この日もYves Tumorはロックスターだった。あえて言えば高い声がプリンスを連想させるが、プリンスほど完成されたファンクサウンドではなく、ノイズ混じりのパンクだったり、ハードロックだったりする。彼が黒人にも関わらず、白人の得意とするスタイルを吸収して見せていることで、その違和感に聴き手は戸惑うのだが、Yves Tumorの存在感がその偏見を圧倒するところが面白さでもある。ロックという音楽は、違和感を新たな魅力に変えることができる音楽なのだから、Yves Tumorがロックをやることは理にかなっている。ボウイは宇宙人だったのだから。
PJ Harvey
PJ Harveyを観るためにメインステージに移動した。PJ Harveyは、このフェスの大本命で、参加する最大の理由でもあった。特に今年は5月にスティーブ・アルビニが亡くなったこともあって、PJ Harveyをよく聴いた。
ライヴは最新作である「I Inside the Old Year Dying」の曲から始まった。このアルバムは、PJ Harveyが2022年に書いた物語詩「Orlam」を音楽にしたもので、PJ Harveyの地元であるドーセットというイギリスの地方で使われていた、忘れられた方言を用いて、物語とともに蘇らせたものらしい。そのためかステージのセットも簡素で中世的だし、フォークっぽさがある。PJ Harveyも伝承者のような佇まいをしている。
PJ Harveyバンドは、PJ Harveyを長年支えてきたメンバーで、みんな超絶演奏がうまく、味があり個性的だ。その中でもPJ Harveyは役者だった。ステージでの動きや姿勢をすごく意識していたし、表情も含めて全ての動きが演劇のようだった。
ライヴの後半は、各アルバムから代表曲を選んで演奏してくれた。あまり過去曲をやるのは好きではないみたいだが、The Desperate Kingdom of Love 、Man-Size、Dress、Down by the Water、To Bring You My Loveの流れは涎ものだった。乾いてささくれだったという表現は、アルビニの音だし、いい音楽の例えだと思うがPJ Harveyにこそ合うと思う。2025年3月には来日する。

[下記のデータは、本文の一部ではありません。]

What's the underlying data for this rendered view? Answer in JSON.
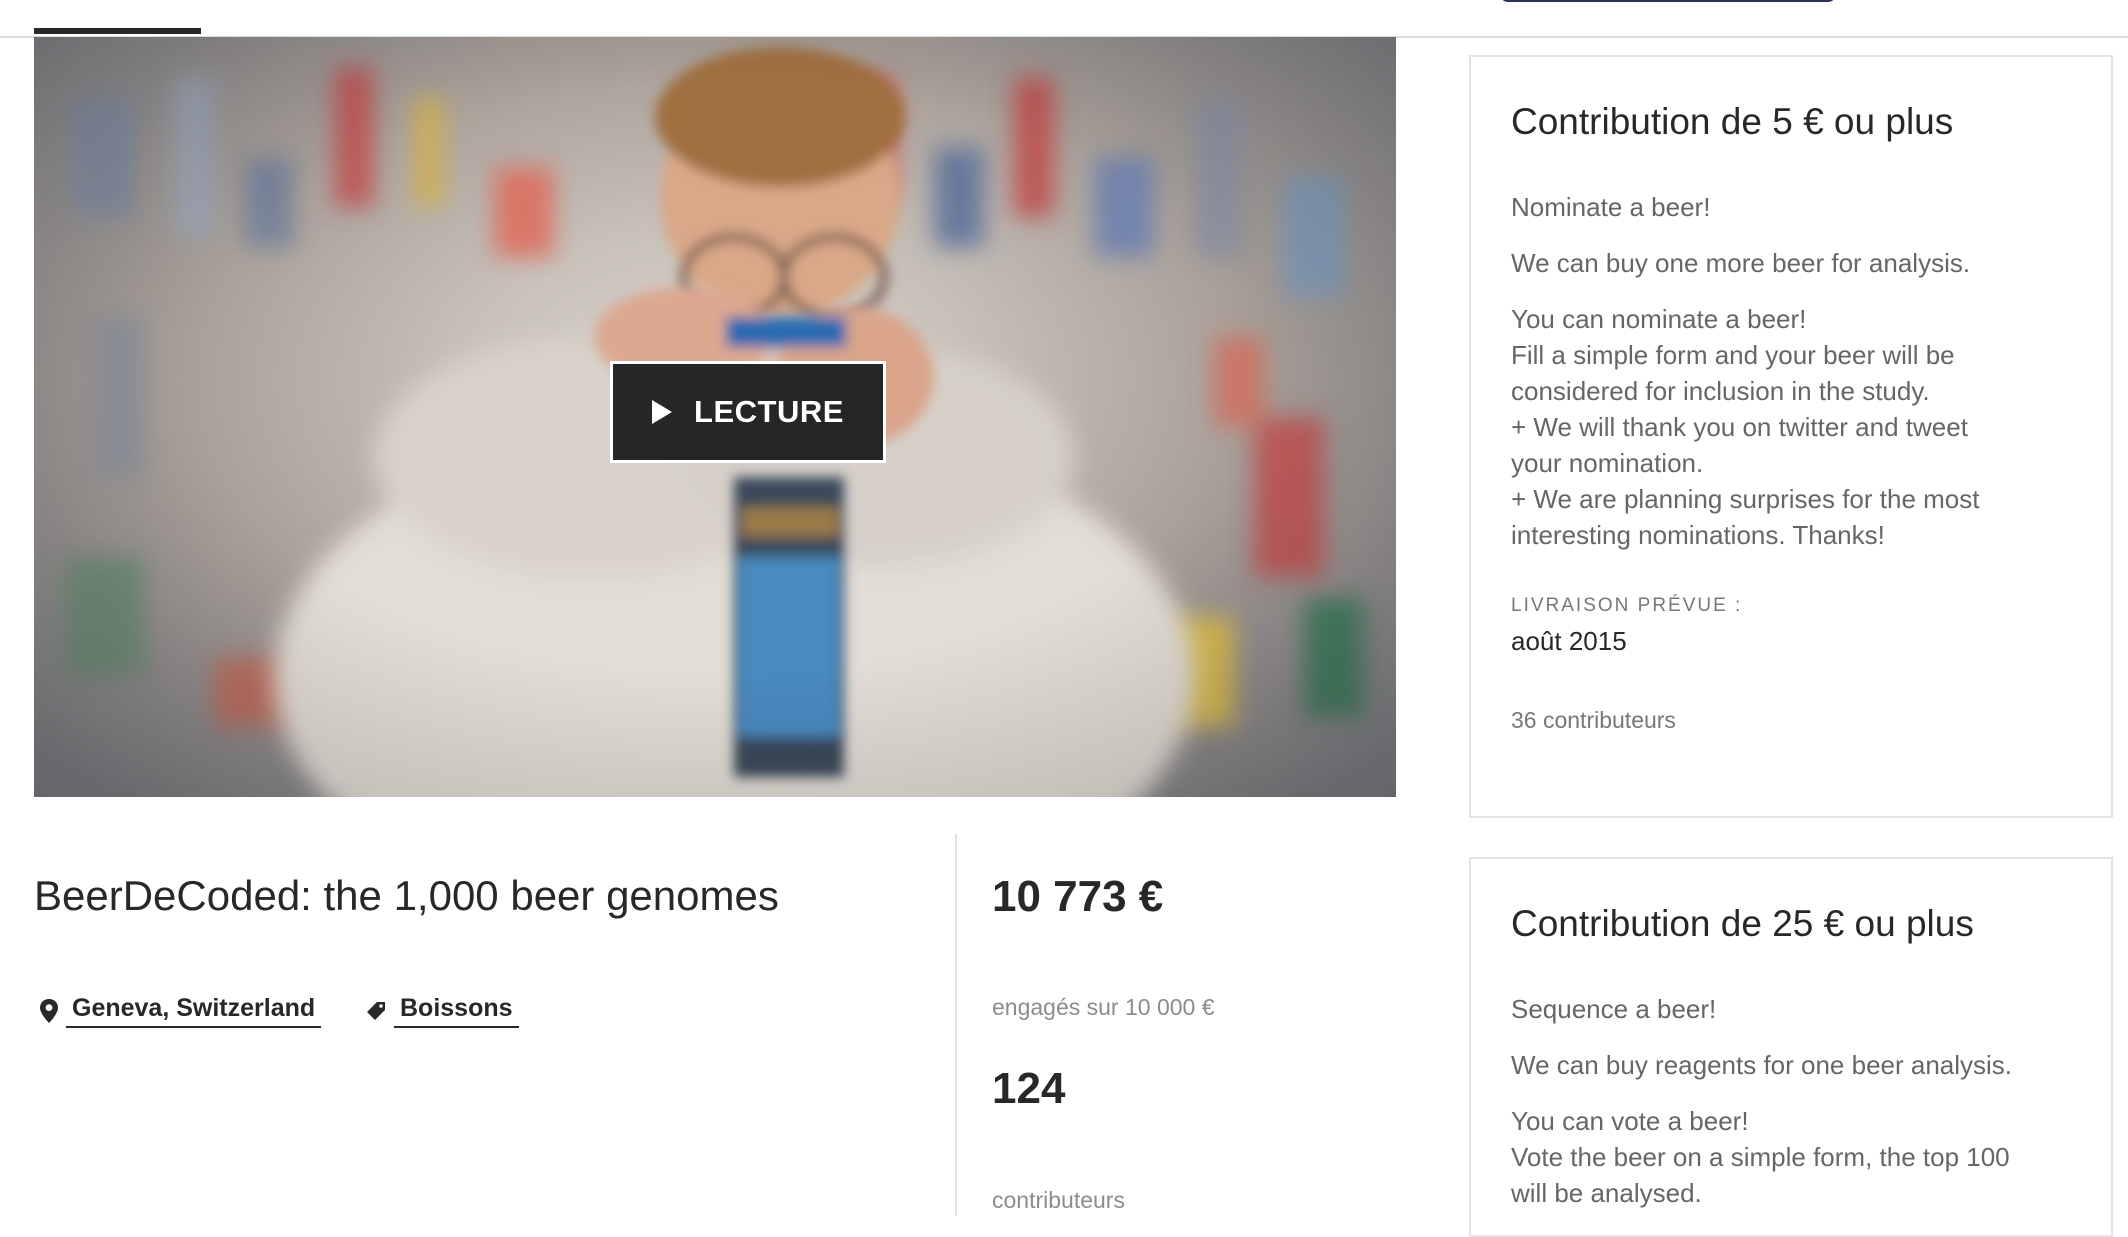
{
  "video": {
    "play_label": "LECTURE"
  },
  "project": {
    "title": "BeerDeCoded: the 1,000 beer genomes",
    "location": "Geneva, Switzerland",
    "category": "Boissons"
  },
  "stats": {
    "pledged": "10 773 €",
    "pledged_caption": "engagés sur 10 000 €",
    "backers": "124",
    "backers_caption": "contributeurs"
  },
  "rewards": [
    {
      "title": "Contribution de 5 € ou plus",
      "name": "Nominate a beer!",
      "summary": "We can buy one more beer for analysis.",
      "lines": [
        "You can nominate a beer!",
        "Fill a simple form and your beer will be",
        "considered for inclusion in the study.",
        "+ We will thank you on twitter and tweet",
        "your nomination.",
        "+ We are planning surprises for the most",
        "interesting nominations. Thanks!"
      ],
      "delivery_label": "LIVRAISON PRÉVUE :",
      "delivery_date": "août 2015",
      "backers": "36 contributeurs"
    },
    {
      "title": "Contribution de 25 € ou plus",
      "name": "Sequence a beer!",
      "summary": "We can buy reagents for one beer analysis.",
      "lines": [
        "You can vote a beer!",
        "Vote the beer on a simple form, the top 100",
        "will be analysed."
      ]
    }
  ]
}
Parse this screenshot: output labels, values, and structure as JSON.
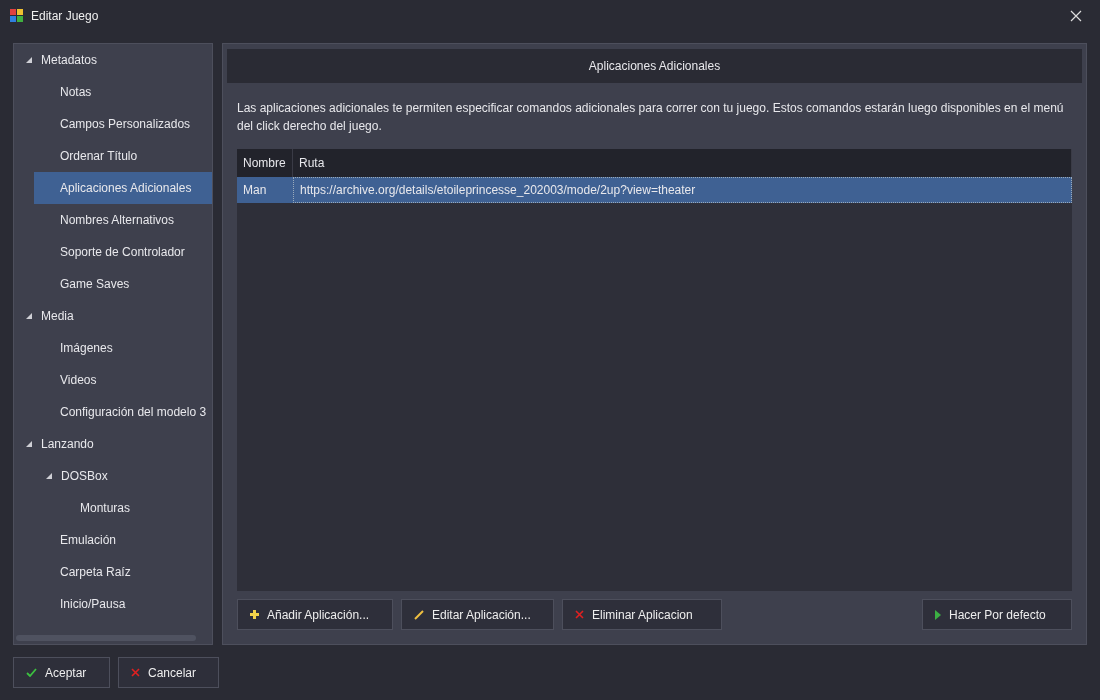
{
  "window": {
    "title": "Editar Juego"
  },
  "sidebar": {
    "items": [
      {
        "label": "Metadatos",
        "expanded": true,
        "selected": false,
        "children": [
          {
            "label": "Notas",
            "selected": false
          },
          {
            "label": "Campos Personalizados",
            "selected": false
          },
          {
            "label": "Ordenar Título",
            "selected": false
          },
          {
            "label": "Aplicaciones Adicionales",
            "selected": true
          },
          {
            "label": "Nombres Alternativos",
            "selected": false
          },
          {
            "label": "Soporte de Controlador",
            "selected": false
          },
          {
            "label": "Game Saves",
            "selected": false
          }
        ]
      },
      {
        "label": "Media",
        "expanded": true,
        "selected": false,
        "children": [
          {
            "label": "Imágenes",
            "selected": false
          },
          {
            "label": "Videos",
            "selected": false
          },
          {
            "label": "Configuración del modelo 3",
            "selected": false
          }
        ]
      },
      {
        "label": "Lanzando",
        "expanded": true,
        "selected": false,
        "children": [
          {
            "label": "DOSBox",
            "expanded": true,
            "selected": false,
            "children": [
              {
                "label": "Monturas",
                "selected": false
              }
            ]
          },
          {
            "label": "Emulación",
            "selected": false
          },
          {
            "label": "Carpeta Raíz",
            "selected": false
          },
          {
            "label": "Inicio/Pausa",
            "selected": false
          }
        ]
      }
    ]
  },
  "panel": {
    "title": "Aplicaciones Adicionales",
    "description": "Las aplicaciones adicionales te permiten especificar comandos adicionales para correr con tu juego. Estos comandos estarán luego disponibles en el menú del click derecho del juego.",
    "table": {
      "columns": [
        "Nombre",
        "Ruta"
      ],
      "rows": [
        {
          "cells": [
            "Man",
            "https://archive.org/details/etoileprincesse_202003/mode/2up?view=theater"
          ],
          "selected": true
        }
      ]
    },
    "buttons": [
      {
        "label": "Añadir Aplicación...",
        "kind": "add"
      },
      {
        "label": "Editar Aplicación...",
        "kind": "edit"
      },
      {
        "label": "Eliminar Aplicacion",
        "kind": "delete"
      },
      {
        "label": "Hacer Por defecto",
        "kind": "default"
      }
    ]
  },
  "footer_buttons": [
    {
      "label": "Aceptar",
      "kind": "ok"
    },
    {
      "label": "Cancelar",
      "kind": "cancel"
    }
  ]
}
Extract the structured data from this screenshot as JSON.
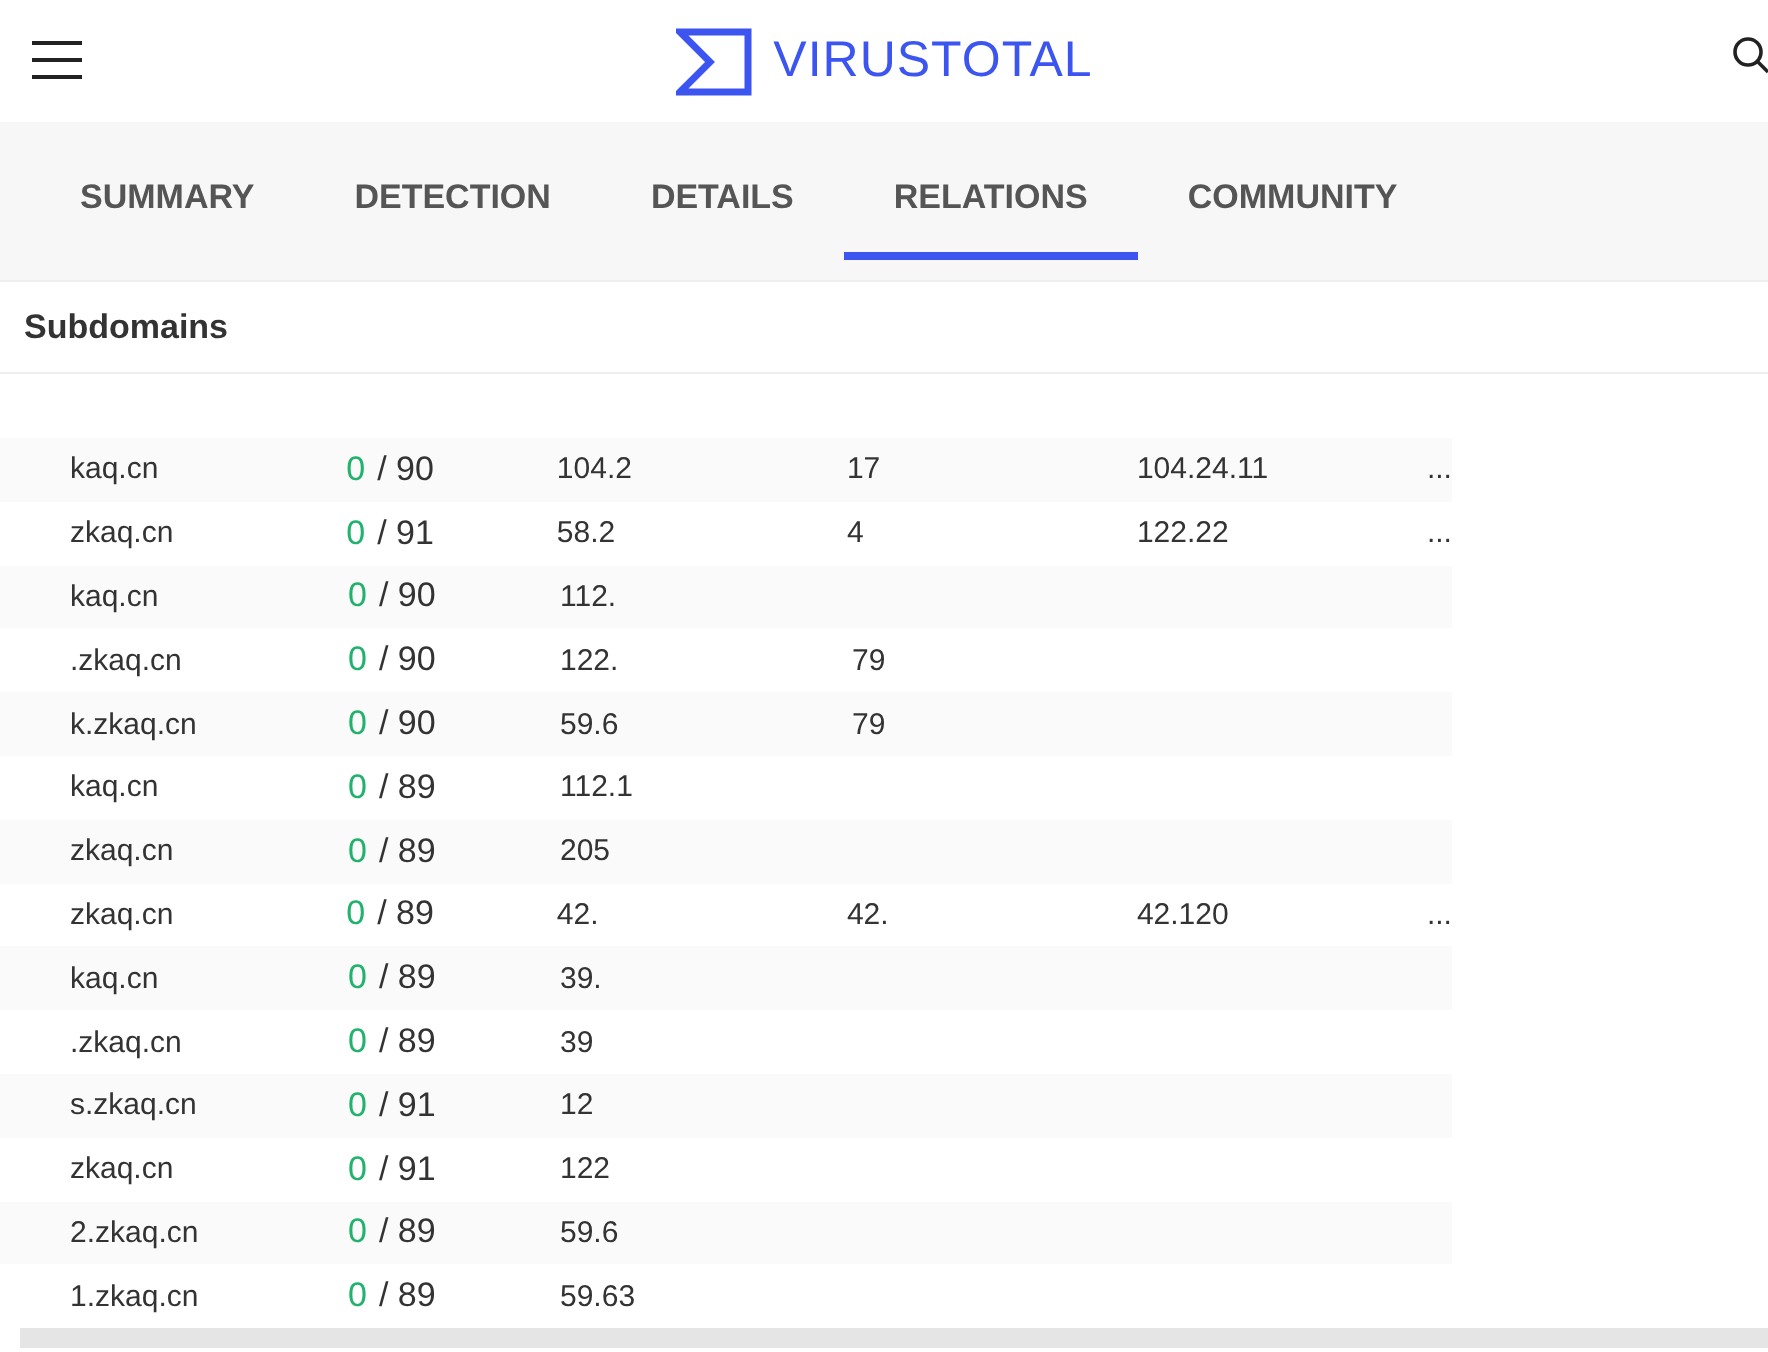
{
  "header": {
    "brand": "VIRUSTOTAL"
  },
  "tabs": [
    {
      "label": "SUMMARY",
      "selected": false
    },
    {
      "label": "DETECTION",
      "selected": false
    },
    {
      "label": "DETAILS",
      "selected": false
    },
    {
      "label": "RELATIONS",
      "selected": true
    },
    {
      "label": "COMMUNITY",
      "selected": false
    }
  ],
  "section": {
    "title": "Subdomains"
  },
  "rows": [
    {
      "domain": "kaq.cn",
      "detected": "0",
      "total": "/ 90",
      "ip_1": "104.2",
      "ip_2": "17",
      "ip_3": "104.24.11",
      "more": "..."
    },
    {
      "domain": "zkaq.cn",
      "detected": "0",
      "total": "/ 91",
      "ip_1": "58.2",
      "ip_2": "4",
      "ip_3": "122.22",
      "more": "..."
    },
    {
      "domain": "kaq.cn",
      "detected": "0",
      "total": "/ 90",
      "ip_1": "112."
    },
    {
      "domain": ".zkaq.cn",
      "detected": "0",
      "total": "/ 90",
      "ip_1": "122.",
      "ip_2": "79"
    },
    {
      "domain": "k.zkaq.cn",
      "detected": "0",
      "total": "/ 90",
      "ip_1": "59.6",
      "ip_2": "79"
    },
    {
      "domain": "kaq.cn",
      "detected": "0",
      "total": "/ 89",
      "ip_1": "112.1"
    },
    {
      "domain": "zkaq.cn",
      "detected": "0",
      "total": "/ 89",
      "ip_1": "205"
    },
    {
      "domain": "zkaq.cn",
      "detected": "0",
      "total": "/ 89",
      "ip_1": "42.",
      "ip_2": "42.",
      "ip_3": "42.120",
      "more": "..."
    },
    {
      "domain": "kaq.cn",
      "detected": "0",
      "total": "/ 89",
      "ip_1": "39."
    },
    {
      "domain": ".zkaq.cn",
      "detected": "0",
      "total": "/ 89",
      "ip_1": "39"
    },
    {
      "domain": "s.zkaq.cn",
      "detected": "0",
      "total": "/ 91",
      "ip_1": "12"
    },
    {
      "domain": "zkaq.cn",
      "detected": "0",
      "total": "/ 91",
      "ip_1": "122"
    },
    {
      "domain": "2.zkaq.cn",
      "detected": "0",
      "total": "/ 89",
      "ip_1": "59.6"
    },
    {
      "domain": "1.zkaq.cn",
      "detected": "0",
      "total": "/ 89",
      "ip_1": "59.63"
    }
  ]
}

次はSilver Areaに移動してOvermonoを眺めていたが、あまり心に響かずビールを飲みに移動した。ロック熱が再燃してから電子音楽が聴けなくなった。フジロックでもFloating Pointsを観た時には盛り上がっていたし、決して嫌いなわけではないが、生演奏ではないものには魅力を感じなくなってしまった。
Fred Again..
この日のトリはメインステージでFred again..だったが、ものすごい人だった。メインステージが人でぎっしり埋まっていて、ヨーロッパでの人気ぷりを伺うことができた。ヘルシンキの若者達もほとんどがFred Again..を観に来ていたし、Flowの中でもぶっちぎりに盛り上がったのは間違いなくFred Again..だったと言える。ここまで盛り上がっているライヴの経験も、そうはないくらいではあった。
それなのに、盛り上がっているからといって感動したかというとそうでもない。音だけ聴くとJamie XXは大好きなのに、Fred Again..がダメな理由は特にないのだが、私はFred Again..に感じるあざとさがどうも好きになれないでいる。
でも偏見なくFred again..を聴ける人にとっては、最高のライヴだったのは間違いない。ヘルシンキの人たちも大満足だったハズだ。
Fred Again..は、演奏の途中で、メインステージの真ん中に作られた臨時のステージに移動して演奏したり、その一挙一動に大きな歓声が上がった。
この日の最後は、SilverAreaで Auroraを観る予定だったが、寒いのもあってか疲れもあり、一曲だけ聴いて退散した。
この日は会場の最寄からトラムでホテルまで戻った。